Issue: Main app still trying to use Pub/Sub after rollback

Symptoms: Logs show Pub/Sub errors even though USE_PUBSUB=false

Solution:

  1. Check environment variable was actually updated
  2. Check if you're looking at old revision logs
  3. Wait for new revision to receive traffic (can take 30-60 seconds)
# Get current serving revision
gcloud run services describe agent4good --region us-central1 --format="value(status.traffic[0].revisionName)"

# Check that revision's env vars
gcloud run revisions describe REVISION_NAME --region us-central1 --format="value(spec.containers[0].env)"
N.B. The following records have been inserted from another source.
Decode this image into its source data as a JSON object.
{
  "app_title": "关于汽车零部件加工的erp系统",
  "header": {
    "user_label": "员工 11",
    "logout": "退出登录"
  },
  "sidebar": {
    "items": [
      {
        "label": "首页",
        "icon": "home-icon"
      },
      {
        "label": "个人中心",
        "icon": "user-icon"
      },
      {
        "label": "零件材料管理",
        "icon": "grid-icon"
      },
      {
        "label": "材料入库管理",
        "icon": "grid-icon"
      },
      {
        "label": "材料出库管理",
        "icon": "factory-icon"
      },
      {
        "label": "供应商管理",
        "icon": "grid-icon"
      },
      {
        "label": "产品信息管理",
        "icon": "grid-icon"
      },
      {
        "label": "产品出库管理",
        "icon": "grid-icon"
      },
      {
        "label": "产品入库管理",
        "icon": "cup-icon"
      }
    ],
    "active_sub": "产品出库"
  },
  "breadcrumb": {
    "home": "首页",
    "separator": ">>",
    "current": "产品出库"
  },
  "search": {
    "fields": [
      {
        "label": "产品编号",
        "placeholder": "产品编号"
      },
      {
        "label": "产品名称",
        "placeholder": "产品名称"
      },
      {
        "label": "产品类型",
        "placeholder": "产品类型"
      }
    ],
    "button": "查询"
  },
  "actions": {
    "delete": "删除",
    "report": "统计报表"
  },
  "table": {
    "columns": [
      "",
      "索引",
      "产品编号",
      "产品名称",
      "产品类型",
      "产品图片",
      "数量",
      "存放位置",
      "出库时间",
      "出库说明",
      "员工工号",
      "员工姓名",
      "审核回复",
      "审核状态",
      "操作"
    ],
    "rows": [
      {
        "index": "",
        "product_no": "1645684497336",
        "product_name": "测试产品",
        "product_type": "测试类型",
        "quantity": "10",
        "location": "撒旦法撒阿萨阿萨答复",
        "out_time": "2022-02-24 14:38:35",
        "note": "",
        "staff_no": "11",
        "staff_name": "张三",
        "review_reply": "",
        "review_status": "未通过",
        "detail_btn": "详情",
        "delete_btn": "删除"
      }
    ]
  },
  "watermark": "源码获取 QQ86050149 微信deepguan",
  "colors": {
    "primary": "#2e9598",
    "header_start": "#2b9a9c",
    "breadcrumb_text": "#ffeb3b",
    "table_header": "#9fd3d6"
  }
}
Issue: Reports not appearing in BigQuery after rollback

Symptoms: Users can submit but data doesn't appear

Solution:

  1. Check if there are application errors
  2. Verify BigQuery table exists
  3. Check IAM permissions
# Check for insert errors
gcloud logging read "resource.type=cloud_run_revision AND resource.labels.service_name=agent4good AND (textPayload:BigQuery OR textPayload:insert)" --limit 20 --freshness=10m

Issue: Worker won't stop

Symptoms: Worker continues running after scaling to 0

Solution:

# Force delete all revisions
gcloud run revisions list --service=bigquery-worker --region=us-central1 --format="value(name)" | ForEach-Object { gcloud run revisions delete $_ --region=us-central1 --quiet }

# Then delete service
gcloud run services delete bigquery-worker --region us-central1 --quiet

✅ Rollback Checklist

Use this checklist when performing a rollback:

  • Before Rollback:

    • Note current state (Pub/Sub enabled/disabled)
    • Check if any messages are queued
    • Document reason for rollback
  • During Rollback:

    • Disable USE_PUBSUB flag
    • Verify environment variable changed
    • Check new revision is receiving traffic
    • (If full rollback) Stop or delete worker
  • After Rollback:

    • Test report submission
    • Verify data in BigQuery
    • Check for errors in logs
    • Monitor for 15-30 minutes
    • Document completion and any issues

📞 Support Commands

Get Current Configuration:

# Main app status
gcloud run services describe agent4good --region us-central1 --format="value(status.url,status.conditions[0].status,spec.template.spec.containers[0].env)"

# Worker status
gcloud run services describe bigquery-worker --region us-central1 --format="value(status.url,status.conditions[0].status)" 2>$null

Quick Health Check:

# Main app responsive?
curl https://agent4good-776464277441.us-central1.run.app/

# Worker responsive? (if running)
curl https://bigquery-worker-776464277441.us-central1.run.app/health

📝 Rollback Decision Matrix

Situation Action Command
Testing alternative approach Soft rollback USE_PUBSUB=false
Worker having issues Soft rollback USE_PUBSUB=false
Cost concerns Full rollback USE_PUBSUB=false + scale worker to 0
Pub/Sub not needed anymore Full rollback + delete USE_PUBSUB=false + delete worker
Critical error Emergency rollback Both commands simultaneously
Temporary network issues Wait 5-10 minutes No action needed

🎯 Summary

  • Soft Rollback: Fast (30 seconds), reversible, worker keeps running
  • Full Rollback: Saves costs, requires worker restart to re-enable
  • Emergency: Immediate, disables everything
  • Re-enable: Single command if worker exists, redeploy if deleted

Remember: With USE_PUBSUB=false, the system works exactly as before Pub/Sub integration - direct BigQuery inserts with no data loss or functional changes.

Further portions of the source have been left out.